Money Editor for NZ Herald

Stockmarket strong but issues ahead

Market-watchers cast an eye over NZ's prospects for next year, and discover reasons to be optimistic and a bit cautious.

New Zealand's benchmark index the NZX50 has risen by about 17 per cent this year, following a stellar 25 per cent gain last year.
New Zealand's benchmark index the NZX50 has risen by about 17 per cent this year, following a stellar 25 per cent gain last year.

Market-watchers say New Zealand's share market will be underpinned by a strong economy next year, but higher interest rates and the general election pose challenges.

New Zealand's benchmark index the NZX50 has risen by about 17 per cent this year, following a stellar 25 per cent gain last year.

Mark Lister, head of research at Craigs Investments Partners - New Zealand's largest retail broker - believes the sharemarket won't perform as strongly next year.
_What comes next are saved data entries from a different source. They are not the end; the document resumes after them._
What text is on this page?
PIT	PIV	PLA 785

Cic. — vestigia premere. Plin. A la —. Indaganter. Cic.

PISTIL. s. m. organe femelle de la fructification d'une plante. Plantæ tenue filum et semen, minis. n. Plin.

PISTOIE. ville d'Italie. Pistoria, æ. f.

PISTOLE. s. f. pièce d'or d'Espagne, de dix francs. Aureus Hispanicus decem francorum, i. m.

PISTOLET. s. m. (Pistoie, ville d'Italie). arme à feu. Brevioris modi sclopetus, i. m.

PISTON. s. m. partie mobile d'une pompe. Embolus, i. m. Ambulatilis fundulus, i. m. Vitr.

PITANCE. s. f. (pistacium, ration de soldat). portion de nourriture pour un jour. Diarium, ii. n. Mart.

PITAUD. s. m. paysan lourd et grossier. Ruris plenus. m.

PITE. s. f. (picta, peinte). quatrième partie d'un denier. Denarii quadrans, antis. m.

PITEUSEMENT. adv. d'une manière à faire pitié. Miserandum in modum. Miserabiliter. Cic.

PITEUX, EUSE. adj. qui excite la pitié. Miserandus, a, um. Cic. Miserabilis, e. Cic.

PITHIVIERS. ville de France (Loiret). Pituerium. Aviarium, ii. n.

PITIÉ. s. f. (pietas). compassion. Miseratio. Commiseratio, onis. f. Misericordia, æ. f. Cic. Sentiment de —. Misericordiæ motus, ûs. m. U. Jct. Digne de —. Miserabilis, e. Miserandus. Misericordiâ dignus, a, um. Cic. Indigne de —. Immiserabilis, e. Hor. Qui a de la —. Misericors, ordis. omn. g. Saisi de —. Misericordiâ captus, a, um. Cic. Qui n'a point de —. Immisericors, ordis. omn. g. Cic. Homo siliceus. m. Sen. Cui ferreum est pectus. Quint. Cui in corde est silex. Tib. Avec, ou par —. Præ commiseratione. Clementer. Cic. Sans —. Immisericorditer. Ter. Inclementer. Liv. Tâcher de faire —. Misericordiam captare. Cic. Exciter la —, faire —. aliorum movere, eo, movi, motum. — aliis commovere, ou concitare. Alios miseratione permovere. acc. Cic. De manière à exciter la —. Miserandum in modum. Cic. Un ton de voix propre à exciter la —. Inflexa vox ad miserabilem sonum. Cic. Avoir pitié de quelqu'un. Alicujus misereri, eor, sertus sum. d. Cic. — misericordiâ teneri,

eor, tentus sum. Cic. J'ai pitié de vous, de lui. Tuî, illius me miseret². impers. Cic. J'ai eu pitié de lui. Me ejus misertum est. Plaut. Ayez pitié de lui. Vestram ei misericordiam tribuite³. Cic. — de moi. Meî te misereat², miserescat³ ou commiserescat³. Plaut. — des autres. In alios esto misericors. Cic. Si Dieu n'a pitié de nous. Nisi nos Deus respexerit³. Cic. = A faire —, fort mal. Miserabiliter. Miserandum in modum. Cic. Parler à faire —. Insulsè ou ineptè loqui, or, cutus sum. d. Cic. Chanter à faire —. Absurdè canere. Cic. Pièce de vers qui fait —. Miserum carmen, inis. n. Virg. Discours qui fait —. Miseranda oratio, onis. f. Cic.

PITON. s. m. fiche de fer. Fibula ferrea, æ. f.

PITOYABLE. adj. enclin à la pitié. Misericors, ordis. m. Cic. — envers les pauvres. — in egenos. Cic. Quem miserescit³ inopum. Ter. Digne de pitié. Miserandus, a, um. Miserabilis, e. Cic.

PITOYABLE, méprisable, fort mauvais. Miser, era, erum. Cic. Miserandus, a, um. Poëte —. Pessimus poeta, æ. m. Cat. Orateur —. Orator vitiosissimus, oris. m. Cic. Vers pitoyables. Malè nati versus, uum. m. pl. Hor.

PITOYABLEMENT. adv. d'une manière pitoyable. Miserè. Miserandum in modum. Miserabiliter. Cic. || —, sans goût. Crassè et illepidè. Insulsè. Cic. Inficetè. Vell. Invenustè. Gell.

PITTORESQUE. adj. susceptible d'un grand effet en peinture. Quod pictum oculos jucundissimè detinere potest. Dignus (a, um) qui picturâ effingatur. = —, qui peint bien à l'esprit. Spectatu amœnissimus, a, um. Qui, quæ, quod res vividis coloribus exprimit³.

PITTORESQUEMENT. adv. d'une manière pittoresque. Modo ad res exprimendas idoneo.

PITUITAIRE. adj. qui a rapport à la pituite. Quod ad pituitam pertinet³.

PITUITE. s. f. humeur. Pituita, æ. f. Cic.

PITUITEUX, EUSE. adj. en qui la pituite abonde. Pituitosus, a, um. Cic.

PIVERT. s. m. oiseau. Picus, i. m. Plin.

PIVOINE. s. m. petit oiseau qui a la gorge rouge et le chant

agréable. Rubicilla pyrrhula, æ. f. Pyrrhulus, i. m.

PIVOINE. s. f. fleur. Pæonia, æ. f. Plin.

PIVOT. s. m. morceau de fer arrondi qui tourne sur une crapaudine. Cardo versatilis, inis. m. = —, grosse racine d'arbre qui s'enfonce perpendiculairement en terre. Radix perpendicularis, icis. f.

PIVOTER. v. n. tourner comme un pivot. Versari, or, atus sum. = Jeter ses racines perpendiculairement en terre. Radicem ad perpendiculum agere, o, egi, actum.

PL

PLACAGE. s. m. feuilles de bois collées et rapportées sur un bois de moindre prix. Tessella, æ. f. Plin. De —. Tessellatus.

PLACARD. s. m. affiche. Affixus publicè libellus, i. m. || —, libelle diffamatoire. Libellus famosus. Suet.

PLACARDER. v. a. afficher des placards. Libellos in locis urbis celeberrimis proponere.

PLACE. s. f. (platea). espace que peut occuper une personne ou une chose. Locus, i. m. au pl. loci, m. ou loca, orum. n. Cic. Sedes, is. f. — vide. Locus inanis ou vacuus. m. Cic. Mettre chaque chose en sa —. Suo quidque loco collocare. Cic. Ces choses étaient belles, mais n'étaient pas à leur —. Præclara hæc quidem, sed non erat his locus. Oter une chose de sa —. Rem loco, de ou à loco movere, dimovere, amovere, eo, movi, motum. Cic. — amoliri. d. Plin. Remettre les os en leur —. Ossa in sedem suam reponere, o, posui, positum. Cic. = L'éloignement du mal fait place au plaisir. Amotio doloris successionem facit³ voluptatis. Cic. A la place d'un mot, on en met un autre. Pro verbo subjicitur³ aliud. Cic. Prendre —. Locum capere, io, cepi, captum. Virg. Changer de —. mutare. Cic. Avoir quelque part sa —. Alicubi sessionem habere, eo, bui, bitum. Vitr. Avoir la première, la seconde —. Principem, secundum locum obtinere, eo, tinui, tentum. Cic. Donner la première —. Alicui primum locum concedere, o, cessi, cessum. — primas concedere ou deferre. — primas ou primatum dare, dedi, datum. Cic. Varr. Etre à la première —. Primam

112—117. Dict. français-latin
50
"We still have a positive view on the New Zealand sharemarket over the coming year," he said. "The New Zealand economy is gaining momentum and is in arguably the best shape when we look across the developed world.
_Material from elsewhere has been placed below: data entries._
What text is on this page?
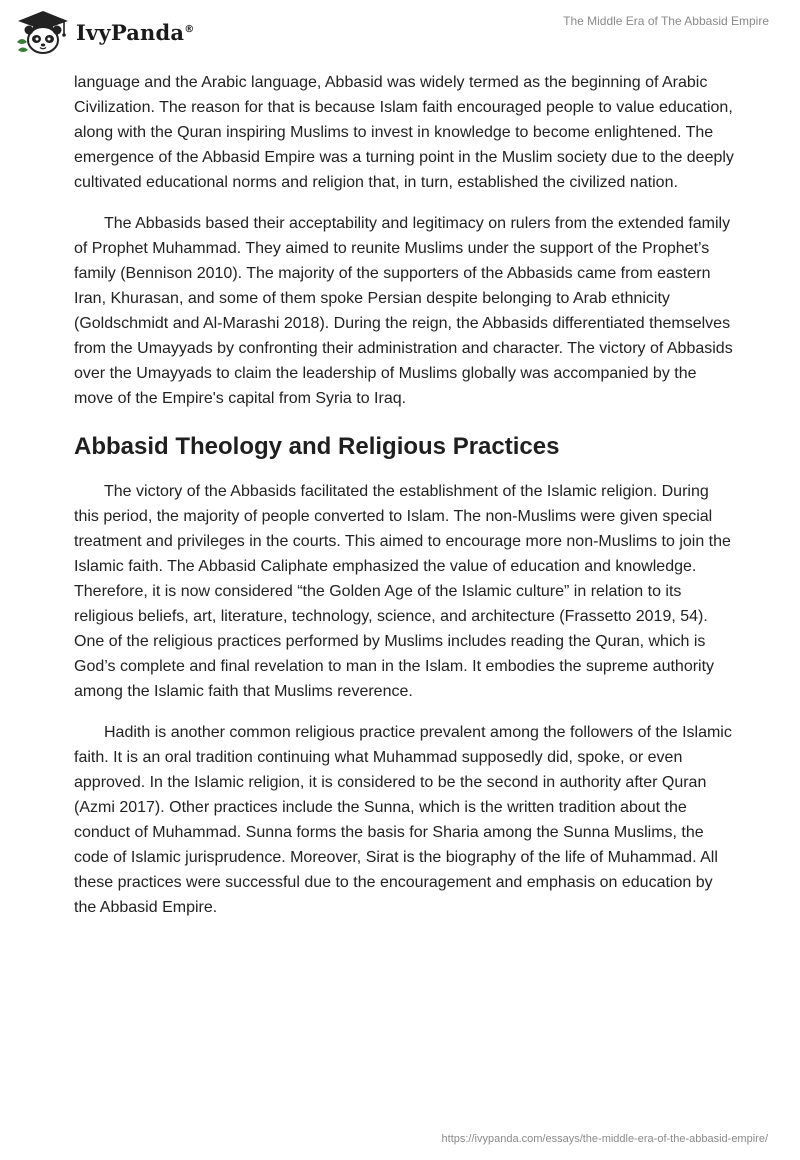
IvyPanda®
The Middle Era of The Abbasid Empire

language and the Arabic language, Abbasid was widely termed as the beginning of Arabic Civilization. The reason for that is because Islam faith encouraged people to value education, along with the Quran inspiring Muslims to invest in knowledge to become enlightened. The emergence of the Abbasid Empire was a turning point in the Muslim society due to the deeply cultivated educational norms and religion that, in turn, established the civilized nation.

The Abbasids based their acceptability and legitimacy on rulers from the extended family of Prophet Muhammad. They aimed to reunite Muslims under the support of the Prophet’s family (Bennison 2010). The majority of the supporters of the Abbasids came from eastern Iran, Khurasan, and some of them spoke Persian despite belonging to Arab ethnicity (Goldschmidt and Al-Marashi 2018). During the reign, the Abbasids differentiated themselves from the Umayyads by confronting their administration and character. The victory of Abbasids over the Umayyads to claim the leadership of Muslims globally was accompanied by the move of the Empire's capital from Syria to Iraq.

Abbasid Theology and Religious Practices

The victory of the Abbasids facilitated the establishment of the Islamic religion. During this period, the majority of people converted to Islam. The non-Muslims were given special treatment and privileges in the courts. This aimed to encourage more non-Muslims to join the Islamic faith. The Abbasid Caliphate emphasized the value of education and knowledge. Therefore, it is now considered “the Golden Age of the Islamic culture” in relation to its religious beliefs, art, literature, technology, science, and architecture (Frassetto 2019, 54). One of the religious practices performed by Muslims includes reading the Quran, which is God’s complete and final revelation to man in the Islam. It embodies the supreme authority among the Islamic faith that Muslims reverence.

Hadith is another common religious practice prevalent among the followers of the Islamic faith. It is an oral tradition continuing what Muhammad supposedly did, spoke, or even approved. In the Islamic religion, it is considered to be the second in authority after Quran (Azmi 2017). Other practices include the Sunna, which is the written tradition about the conduct of Muhammad. Sunna forms the basis for Sharia among the Sunna Muslims, the code of Islamic jurisprudence. Moreover, Sirat is the biography of the life of Muhammad. All these practices were successful due to the encouragement and emphasis on education by the Abbasid Empire.

https://ivypanda.com/essays/the-middle-era-of-the-abbasid-empire/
"Our corporate sector is in good shape with low debt levels, earnings growth of close to 10 per cent is expected and the average dividend yield is almost 6 per cent. These factors should all keep our market well-supported.

"However ... I think we are almost certainly in for a more modest performance over 2014."

Lister says growth of 8 to 10 per cent would be a good outcome for New Zealand's sharemarket but it's likely that overseas markets will do better than ours.

Forsyth Barr's head of private wealth, Rob Mercer, says the strong share price increases of the past few years mean the focus will now go on companies to live up to that growth.

"New Zealand has a positive economic backdrop for the year ahead but the market's elevated valuation multiples mean more emphasis needs to be placed on the ability of companies to deliver earnings growth."

But investors needed to take into account issues such as the general election, higher interest rates and sluggish economic conditions in Australia.

"Politics and business unfortunately interact and in 2014 New Zealand has a general election. The current polls indicate that the outcome is a coin toss."

Mercer said political rhetoric had already raised perceptions of political and regulatory risks for some companies and sectors.

"SkyCity's convention centre, building product prices, subsidised film studios, deep water oil drilling and more lately Chorus are being portrayed as corporate favouritism and the overruling of independent regulators or public wishes."

Mercer said he expected most issues to be dealt with before the election but the future of the electricity sector and asset sales would depend on its outcome.

Lister predicted rising interest rates would be a key issue for 2014.

"While this is a reflection of a strengthening economy, it will slow house price gains and increase borrowing costs for businesses and consumers.

"It could also mean that growth stocks do better than income stocks."

Lister said the New Zealand dollar could also fall next year as the United States wound back its money printing programme.

"This would be good for the export sector, as well as good for companies with overseas exposures and for people who own overseas shares."

He said that belief combined with the political risks were behind his company's decision to target international shares and local companies with overseas earnings.

JBWere strategist Bernard Doyle is convinced New Zealand may not be the best place for investors.

This month, Doyle recommended clients lower their exposure to New Zealand because of concerns about high local share prices, rising interest rates and the pending general election.

"This backdrop leaves us underwhelmed with the risk-reward presented by the local market," he said.

"This does not mean we think New Zealand equities are necessarily going to decline in 2014.

"It simply reflects that we don't believe investors are likely to be adequately rewarded for the risks they bear in this market."

Instead, Doyle is recommending clients invest more in global listed companies, and he even prefers Australia to New Zealand.

"Global equities are top of the pile, Australia second, and New Zealand last."